Press Release

Sheikh Khalid Tawab urges to abolish duty on cotton import.

(Karachi P.R. 1st July, 2016) Acting President of Federation of Pakistan Chambers of Commerce & Industry (FPCCI) Sheikh Khalid Tawab has urged Federal Finance Minister Senator Muhammad Ishaq Dar and Nisar Muhammad Khan, Chairman Federal Board of Revenue (FBR) to immediately abolish the duty on import of raw cotton which had been increased to 3% from 2% vide Finance Act, 2016 as well as additional duty levied @ 1% vide SRO 1178(I)/2015 dated November 30, 2015, thus increasing the total incidence of duties to 4%.


Khalid Tawab argued that the raw cotton is a basic raw material of cotton spinning industry and constitutes about 70% of the total cost of production. He recalled that Pakistan is one of the largest cotton producer countries in the world and cotton textile industry contributes a lion share in the total export to the tune of about 60% to 65%; provides employment opportunities to about 40% of the industrial labor force and its share in GDP was 8%. However, due to indigenous cotton crop failure in 2014-15 its production was declined by almost 35% thus slashing the growth rate by about 0.5%. Moreover, he said that cultivation of cotton in 2016-17 is also expected to decline by about 25% which will ultimately decline the availability of cotton to the spinning industry compelling it to import the shortfall of over 3 million bales @ 4% duties to keep the production wheel moving and to meet export orders well in time and avoid default from meeting orders.


Sheikh Khalid Tawab lamented in this scenario, instead of providing relief to the cotton textile industry, the government has increased the duty, thus eroding the competitive edge of our textile products in the global market.
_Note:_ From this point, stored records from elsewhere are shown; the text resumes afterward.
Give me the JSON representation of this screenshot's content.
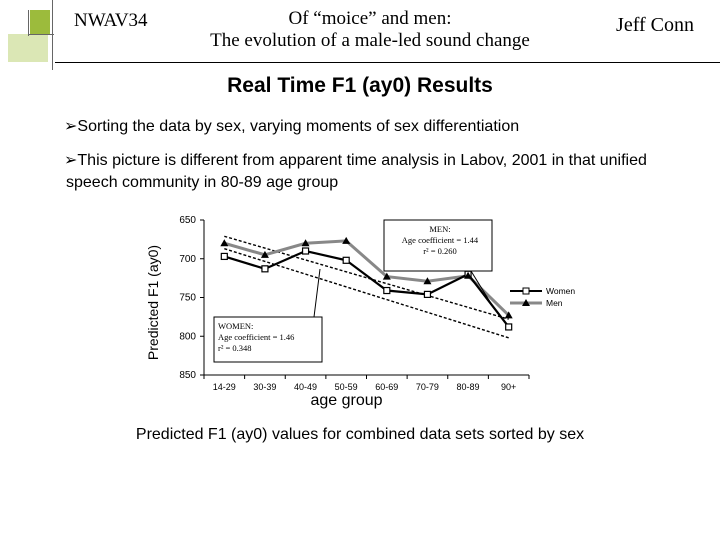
{
  "header": {
    "conference": "NWAV34",
    "title_line1": "Of “moice” and men:",
    "title_line2": "The evolution of a male-led sound change",
    "author": "Jeff Conn"
  },
  "slide": {
    "heading": "Real Time F1 (ay0) Results",
    "bullets": [
      "Sorting the data by sex, varying moments of sex differentiation",
      "This picture is different from apparent time analysis in Labov, 2001  in that unified speech community in 80-89 age group"
    ],
    "caption": "Predicted F1 (ay0) values for combined data sets sorted by sex"
  },
  "colors": {
    "decor_green": "#9cbb3c",
    "men_line": "#888888",
    "women_line": "#000000"
  },
  "chart_data": {
    "type": "line",
    "title": "",
    "xlabel": "age group",
    "ylabel": "Predicted F1 (ay0)",
    "categories": [
      "14-29",
      "30-39",
      "40-49",
      "50-59",
      "60-69",
      "70-79",
      "80-89",
      "90+"
    ],
    "yticks": [
      650,
      700,
      750,
      800,
      850
    ],
    "ylim": [
      850,
      650
    ],
    "y_inverted": true,
    "series": [
      {
        "name": "Women",
        "marker": "square",
        "values": [
          697,
          713,
          690,
          702,
          741,
          746,
          720,
          788
        ]
      },
      {
        "name": "Men",
        "marker": "triangle",
        "values": [
          680,
          695,
          680,
          677,
          723,
          729,
          722,
          773
        ]
      }
    ],
    "trendlines": [
      {
        "series": "Women",
        "style": "dashed",
        "start": 671,
        "end": 778
      },
      {
        "series": "Men",
        "style": "dashed",
        "start": 687,
        "end": 802
      }
    ],
    "legend": {
      "position": "right",
      "entries": [
        "Women",
        "Men"
      ]
    },
    "annotations": [
      {
        "id": "men",
        "lines": [
          "MEN:",
          "Age coefficient = 1.44",
          "r² = 0.260"
        ]
      },
      {
        "id": "women",
        "lines": [
          "WOMEN:",
          "Age coefficient = 1.46",
          "r² = 0.348"
        ]
      }
    ]
  }
}
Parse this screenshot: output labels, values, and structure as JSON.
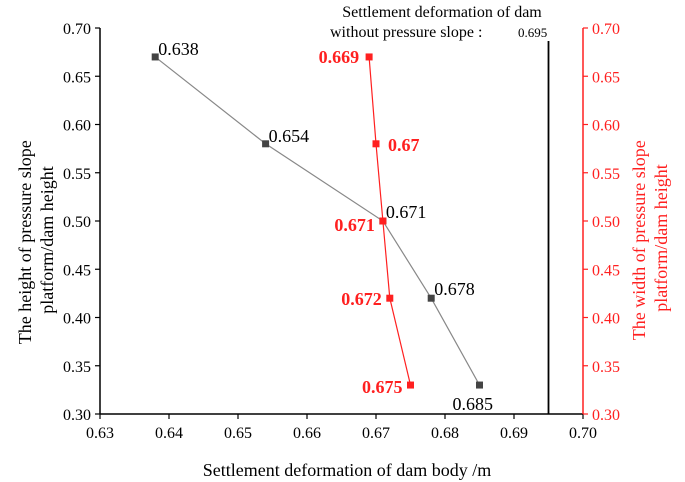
{
  "colors": {
    "left_axis": "#000000",
    "right_axis": "#ff2020",
    "black_series_line": "#888888",
    "black_series_marker": "#444444",
    "red_series": "#ff2020",
    "reference_line": "#000000"
  },
  "chart_data": {
    "type": "line",
    "xlabel": "Settlement deformation of dam body /m",
    "ylabel_left": "The height of pressure slope platform/dam height",
    "ylabel_right": "The width of pressure slope platform/dam height",
    "xlim": [
      0.63,
      0.7
    ],
    "ylim_left": [
      0.3,
      0.7
    ],
    "ylim_right": [
      0.3,
      0.7
    ],
    "x_ticks": [
      "0.63",
      "0.64",
      "0.65",
      "0.66",
      "0.67",
      "0.68",
      "0.69",
      "0.70"
    ],
    "y_ticks_left": [
      "0.30",
      "0.35",
      "0.40",
      "0.45",
      "0.50",
      "0.55",
      "0.60",
      "0.65",
      "0.70"
    ],
    "y_ticks_right": [
      "0.30",
      "0.35",
      "0.40",
      "0.45",
      "0.50",
      "0.55",
      "0.60",
      "0.65",
      "0.70"
    ],
    "grid": false,
    "series": [
      {
        "axis": "left",
        "color": "#444444",
        "points": [
          {
            "x": 0.638,
            "y": 0.67,
            "label": "0.638"
          },
          {
            "x": 0.654,
            "y": 0.58,
            "label": "0.654"
          },
          {
            "x": 0.671,
            "y": 0.5,
            "label": "0.671"
          },
          {
            "x": 0.678,
            "y": 0.42,
            "label": "0.678"
          },
          {
            "x": 0.685,
            "y": 0.33,
            "label": "0.685"
          }
        ]
      },
      {
        "axis": "right",
        "color": "#ff2020",
        "points": [
          {
            "x": 0.669,
            "y": 0.67,
            "label": "0.669"
          },
          {
            "x": 0.67,
            "y": 0.58,
            "label": "0.67"
          },
          {
            "x": 0.671,
            "y": 0.5,
            "label": "0.671"
          },
          {
            "x": 0.672,
            "y": 0.42,
            "label": "0.672"
          },
          {
            "x": 0.675,
            "y": 0.33,
            "label": "0.675"
          }
        ]
      }
    ],
    "reference_line": {
      "x": 0.695,
      "label_line1": "Settlement deformation of dam",
      "label_line2": "without pressure slope",
      "label_value": "0.695"
    }
  }
}
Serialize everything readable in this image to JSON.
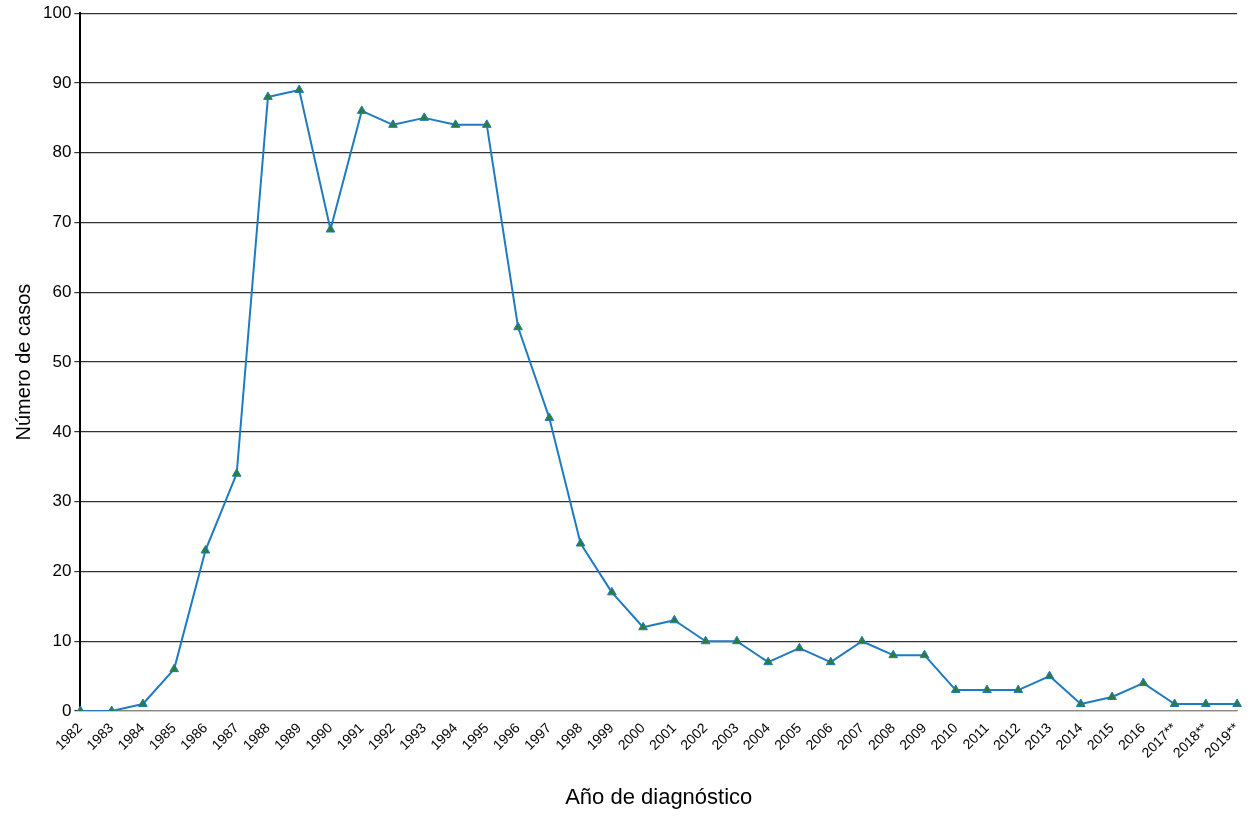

In addition to it the Acting President of FPCCI said that the industry is also already suffering from the high cost of doing business and acute shortage of energy in the country and now even has to compete with a surge in cost of cotton yarn imports, from its regional competitors, besides meeting the adverse effect of UK exit from EU in the wake of GSP Plus status granted to Pakistan.